Dengan mengangkat tema Selamatkan Jasa Konstruksi Indonesia; Di Era
Liberalisasi Jasa Dengan Keberpihakan Seluruh Komponen Bangsa Kepada Penyedia
Jasa Konstruksi Nasional, peringatan HUT LPJK Ke-10 ini dimaksudkan untuk
merefleksikan perjalanan LPJK selama rentang waktu 10 tahun berdirinya, yakni
sejak tahun 1999 hingga 2009.
Dalam kaitannya dengan itu, diselenggarakan 4 buah seminar yang diharapkan dapat
menjadi ajang yang sarat dengan makna dan manfaat bagi dunia jasa konstruksi
nasional. Seminar pertama dan kedua, membahas tentang perjalanan dan evaluasi
sepuluh tahun UU No. 18/1999 tentang Jasa Konstruksi yang menjadi dasar atas
segala upaya pengembangan sektor jasa konstruksi di Indonesia, serta yang
mengamanatkan berdirinya LPJK sebagai lembaga yang mengemban tugas untuk
mengembangkan jasa konstruksi di tanah air. Sementara seminar ketiga dan keempat,
adalah tentang upaya memetakan pasar jasa konstruksi nasional, serta pembahasan
tentang pengembangan teknologi konstruksi terbaru saat ini.

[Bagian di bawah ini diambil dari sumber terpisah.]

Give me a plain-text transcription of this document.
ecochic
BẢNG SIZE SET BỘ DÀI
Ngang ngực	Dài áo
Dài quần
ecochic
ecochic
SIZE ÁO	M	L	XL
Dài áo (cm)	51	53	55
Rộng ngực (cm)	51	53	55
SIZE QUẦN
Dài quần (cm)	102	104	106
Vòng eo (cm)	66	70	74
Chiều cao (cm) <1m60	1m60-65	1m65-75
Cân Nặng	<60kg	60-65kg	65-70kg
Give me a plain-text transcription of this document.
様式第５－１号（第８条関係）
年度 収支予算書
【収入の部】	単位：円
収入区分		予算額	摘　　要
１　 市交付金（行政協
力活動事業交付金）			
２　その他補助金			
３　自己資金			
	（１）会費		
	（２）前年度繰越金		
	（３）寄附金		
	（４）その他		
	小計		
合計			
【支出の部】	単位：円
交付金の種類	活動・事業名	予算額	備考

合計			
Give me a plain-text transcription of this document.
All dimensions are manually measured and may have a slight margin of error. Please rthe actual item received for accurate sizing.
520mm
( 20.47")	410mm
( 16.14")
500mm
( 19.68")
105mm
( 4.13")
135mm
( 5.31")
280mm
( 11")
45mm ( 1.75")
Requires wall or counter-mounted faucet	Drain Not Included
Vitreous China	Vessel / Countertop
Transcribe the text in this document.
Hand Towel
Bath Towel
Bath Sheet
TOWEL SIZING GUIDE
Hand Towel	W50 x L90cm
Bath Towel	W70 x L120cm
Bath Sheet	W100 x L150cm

Kegiatan lainnya, adalah pemberian LPJK Award bagi LPJK Daerah, Asosiasi
Perusahaan Jasa Konstruksi, Asosiasi Profesi Jasa Konstruksi serta Lembaga
Pendidikan dan Pelatihan Jasa Konstruksi. Pemberian Award ini, dilakukan setelah
seluruh LPJKD, Asosiasi maupun Lembaga Diklat dinilai berdasarkan kriteria-kriteria
tertentu yang ditetapkan oleh panitia. Ajang LPJK Award ini, digulirkan untuk
memperebutkan Piala Bergilir dari Menteri Pekerjaan Umum dan Piala Ketua Umum
LPJK Nasional.
Demikian halnya pemberian penghargaan bagi tokoh-tokoh yang dianggap paling
berjasa dalam proses lahirnya UU No 18/1999 serta pembentukan Lembaga
Pengembangan Jasa Konstruksi (LPJK) sepuluh tahun silam, tepatnya pada tanggal 9
Agustus 1999. Untuk menggalang kebersamaan, juga diadakan kegiatan gerak jalan
dan sepeda sehat, yang dipusatkan di Monumen Nasional, Jakarta Pusat, yang diikuti
oleh seluruh stake holder LPJK, termasuk pihak pemerintah, asosiasi, badan
pelaksana LPJK, lembaga diklat dan sebagainya. Tak lupa, digelar pula pertandingan
3 cabang olah raga, yakni Badminton, Tenis Meja dan Futsal.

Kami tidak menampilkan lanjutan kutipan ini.